„Dass Psychotherapie wirkt, ist bewiesen“
Warum das Credo der schnellen Behandlung bei Depression und Angst nicht funktioniert, erklärt Psychiater Reinhard Haller.
Seelische Leiden nehmen zu, ist der
renommierte Psychiater Reinhard Haller überzeugt. Er warnt, dass das österreichische Gesundheitssystem auf diese Entwicklung nicht ausgerichtet ist.
SN: Verstärken sich psychische Krankheiten durch äußere Umstände?
Es passiert durch äußere Umstände
wie Stress oder verschiedene andere Belastungsfaktoren. Sie sind aber auch mehr ins Interesse gerückt: In der Vergangenheit, als Epidemien
praktisch alltäglich waren, alle zehn Jahre ein Krieg stattfand und die Leute um ihr Überleben kämpfen mussten, haben Depressionen
keine Rolle gespielt. Heute lässt sich eine Verschiebung von körperlichen Krankheiten hin zu psychischen Leiden beobachten.

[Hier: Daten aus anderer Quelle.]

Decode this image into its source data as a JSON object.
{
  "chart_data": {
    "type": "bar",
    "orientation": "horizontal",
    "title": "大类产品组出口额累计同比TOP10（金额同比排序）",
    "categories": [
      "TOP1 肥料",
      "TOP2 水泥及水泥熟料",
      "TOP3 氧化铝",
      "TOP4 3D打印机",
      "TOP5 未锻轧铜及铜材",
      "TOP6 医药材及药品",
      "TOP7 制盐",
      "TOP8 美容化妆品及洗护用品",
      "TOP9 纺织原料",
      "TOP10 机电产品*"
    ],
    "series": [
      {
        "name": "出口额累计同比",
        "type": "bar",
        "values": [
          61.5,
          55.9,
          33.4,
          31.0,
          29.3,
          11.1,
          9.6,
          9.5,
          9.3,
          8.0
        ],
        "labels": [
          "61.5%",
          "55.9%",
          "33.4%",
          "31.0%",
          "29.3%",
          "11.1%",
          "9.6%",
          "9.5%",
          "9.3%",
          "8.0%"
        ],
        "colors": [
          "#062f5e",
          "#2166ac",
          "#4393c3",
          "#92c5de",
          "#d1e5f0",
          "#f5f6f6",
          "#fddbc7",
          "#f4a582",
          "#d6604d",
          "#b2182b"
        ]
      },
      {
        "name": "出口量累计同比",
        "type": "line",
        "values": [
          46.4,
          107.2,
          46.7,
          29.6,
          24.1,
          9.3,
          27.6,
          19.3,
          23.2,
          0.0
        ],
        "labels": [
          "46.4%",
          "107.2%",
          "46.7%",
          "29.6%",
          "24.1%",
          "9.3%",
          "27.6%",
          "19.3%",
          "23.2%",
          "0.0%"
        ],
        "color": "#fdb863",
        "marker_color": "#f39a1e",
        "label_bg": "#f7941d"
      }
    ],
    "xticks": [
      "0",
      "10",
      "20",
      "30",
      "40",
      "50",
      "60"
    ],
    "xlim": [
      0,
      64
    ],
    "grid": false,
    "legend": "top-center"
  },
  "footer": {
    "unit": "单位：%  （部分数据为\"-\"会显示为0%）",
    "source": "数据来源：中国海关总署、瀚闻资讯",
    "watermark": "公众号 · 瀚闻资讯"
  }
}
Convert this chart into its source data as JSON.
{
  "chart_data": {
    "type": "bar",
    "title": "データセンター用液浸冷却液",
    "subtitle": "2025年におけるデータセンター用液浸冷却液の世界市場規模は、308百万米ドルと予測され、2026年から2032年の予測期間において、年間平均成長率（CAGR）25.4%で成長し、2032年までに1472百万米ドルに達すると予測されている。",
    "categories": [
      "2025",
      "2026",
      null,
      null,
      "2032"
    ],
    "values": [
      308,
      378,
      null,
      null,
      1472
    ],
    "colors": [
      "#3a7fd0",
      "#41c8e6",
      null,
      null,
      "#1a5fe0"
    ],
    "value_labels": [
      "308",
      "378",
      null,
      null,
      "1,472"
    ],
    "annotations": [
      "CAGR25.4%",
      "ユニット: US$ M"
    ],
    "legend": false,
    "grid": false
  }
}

Ist es für den Staat aus volkswirtschaftlicher Sicht sinnvoll, mehr Geld für Therapie auszugeben?
SN:
Davon bin ich überzeugt. Dass Psychotherapie wirkt, ist bewiesen. Dass ein hohes Bedürfnis danach
besteht, ist auch bewiesen – ebenso, dass sich viele Menschen Therapie schlichtweg nicht leisten können.
Psychotherapeuten gibt es genug, sagen Sie. Wie sieht es mit jenen mit Kassenvertrag aus? Gilt das auch für diese?
SN:
Nein, und das ist ein Problem. Es ist eine alte Forderung, dass man der Entwicklung mehr Rechnung tragen und daher auch die Psychotherapeuten ordentlich auf Kassenkosten entlohnen müsste.
Kann man sagen, wie sich jüngste Krisen wie die Pandemie und der Ukraine-Krieg auf die Psyche auswirken?
SN:
Die Wirkung gibt es, aber um alle Folgen abzusehen, ist es noch zu früh. Zum Teil zeigen sich aber
überraschende Ergebnisse. Als es zum ersten Lockdown gekommen
ist, habe ich eine Zunahme von Suiziden erwartet. Tatsache aber war, dass sie zurückgingen. Das hat wohl damit zu tun gehabt, dass die Menschen sich besser gegenseitig geholfen haben. Man ist enger zusammengerückt. Später hat sich das geändert. Angstzustände und Verunsicherung haben zugenommen.
Haben wir überhaupt die Kapazitäten, um Betroffene angemessen behandeln zu können?
SN:
Als Hauptproblem sehe ich den gewaltigen Druck im österreichischen Gesundheitssystem, die Menschen möglichst kurz zu behandeln. Das kann vielleicht in manchen Disziplinen funktionieren. Bei der Psyche ist das nicht der Fall. Bei einer Depression dauert es einfach länger, bis man sich erholen kann.
Reinhard Haller ist Psychiater, Psychotherapeut und Buchautor. Bis 2017
war er Chefarzt des Krankenhauses und Suchtzentrums Maria Ebene.